Derivative of area of ellipse with respect to axis Suppose $A(a,b)$ defines the area of an ellipse with axes $a,b$. We know that $A(a,b)=\pi ab$, and so $\partial_bA(a,b) = \pi a$. 
But suppose I parameterize the ellipse in polar coordinates as $r(\theta) = \sqrt{a^2\cos^2 \theta + b^2\sin^2 \theta}$. Then the area is given by $$\int_0^{2\pi}\frac12 r^2 d\theta$$ and so $$\partial_bA(a,b)=\partial_b \int_0^{2\pi}\frac12 a^2\cos^2 \theta + b^2 \sin^2 \theta\,d\theta\\=\int_0^{2\pi}\partial_b \frac12( a^2\cos^2 \theta + b^2 \sin^2 \theta) \, d\theta=\pi b.$$
What am I doing wrong?
 A: Your polar coordinate parametrization is incorrect. See: https://en.wikipedia.org/wiki/Ellipse#Polar_form_relative_to_center
The issue is that the theta parameter for the cartesian parametrization $(a*\cos\theta,b*\sin\theta)$ is not the same as the angle $\theta$ in polar. The polar angle $\theta$ for $(a*\cos t,b*\sin t)$ (when $t\in(0,\pi/2)$) is $\tan^{-1}\left(\frac{b}{a}\tan t\right)$, which is not $t$.
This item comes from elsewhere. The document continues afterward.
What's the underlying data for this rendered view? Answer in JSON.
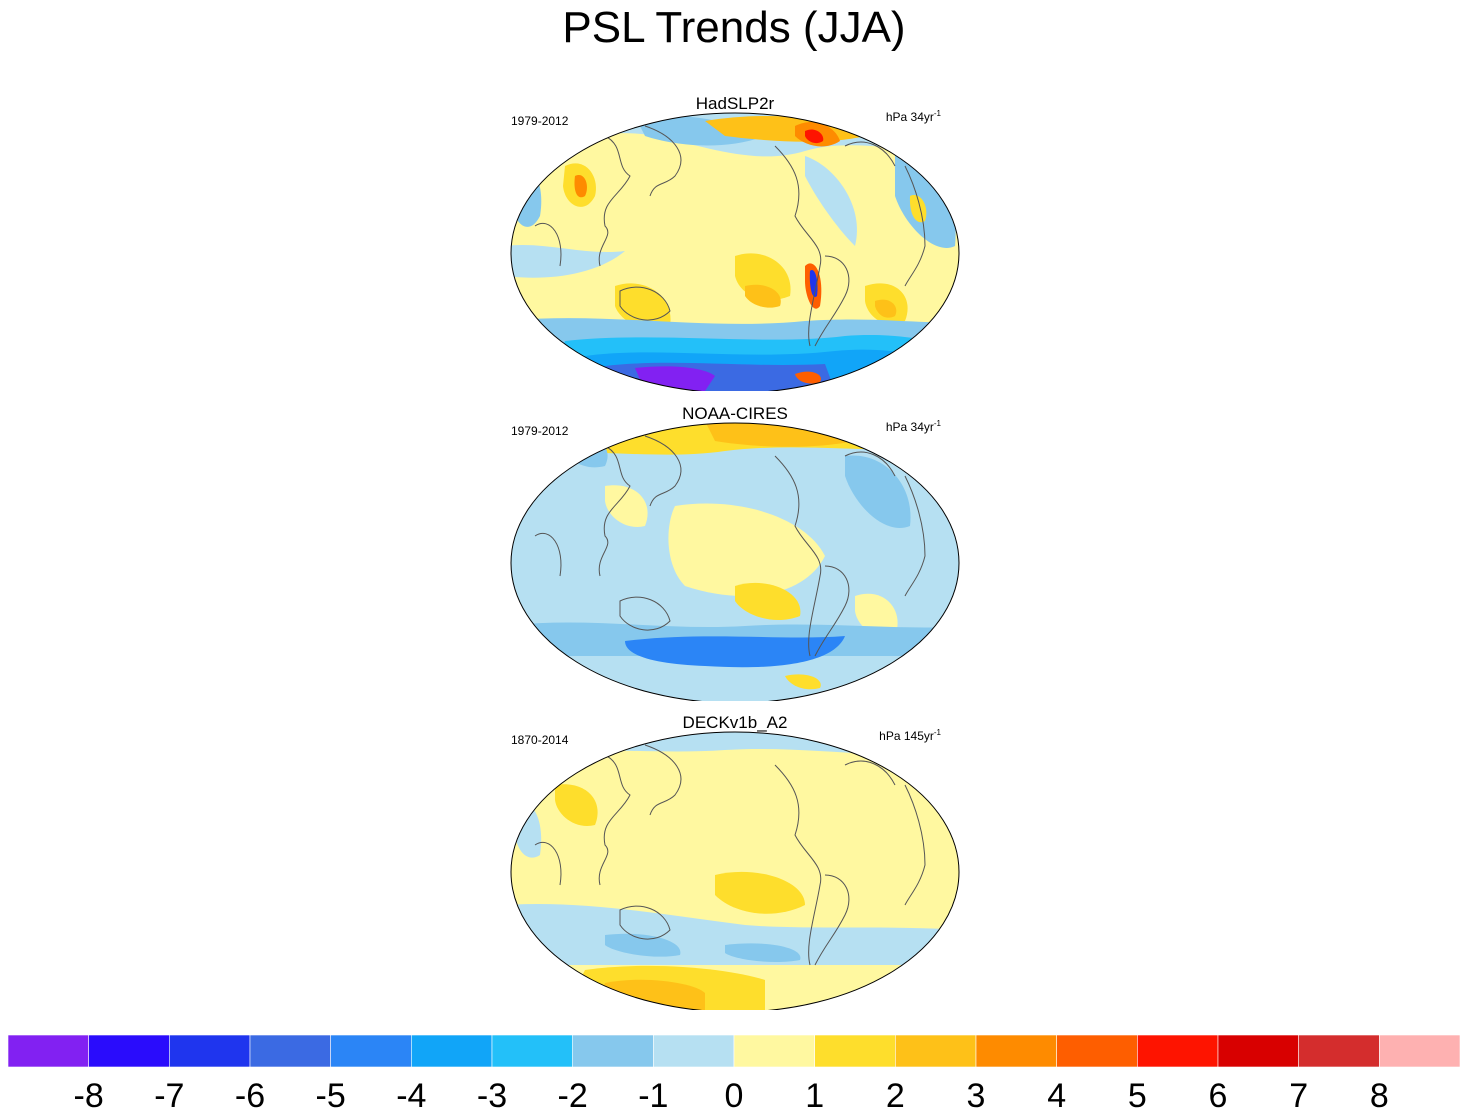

A: Why don't you compute the area as follows:
$$A(a,b) = 4 I(a,b), \quad I(a,b) =  \int^a_0 b \sqrt{1-(x/a)^2}\,dx \, ?$$ 
$I(a,b)$ is the area of the 1st quad ellipse defined by $(x/a)^2+(y/b)^2-1=0$. Then, substituting $(x/a)^2 = \cos\alpha$ in the integral, it yields to $A(a,b) = \pi a b$.
Edit: as Mark indicated, the parametrization you used is not correct. In fact, the 1st quad ellipse can be parametrized as follows:
$$x = \rho \cos\theta, \quad y = \rho \sin\theta, \quad 0<\theta<\pi/2,$$ 
where the limits for $\rho$ are to be determined from the definition of the ellipse. In fact, it reads that:
$$0 < \rho < \left(\frac{\sin^2 \theta}{a^2} + \frac{\cos^2 \theta}{b^2} \right)^{-1/2} = \rho_E.$$
Therefore, the area of the ellipse can be obtained by:
$$A(a,b) = 4 \int_E 1 \, dE = 4 \int^{\pi/2}_0 \int^{\rho_E(\theta)}_0 |J| \, d\rho d\theta =  \pi a b,$$
where $J(\rho,\theta) = \rho$ is the jacobian matrix of the parametrization and $| \ |$ denotes determinant.
I must admit that Mathematica helped me a bit with this last calculation. 
I hope this is useful to you.
Cheers!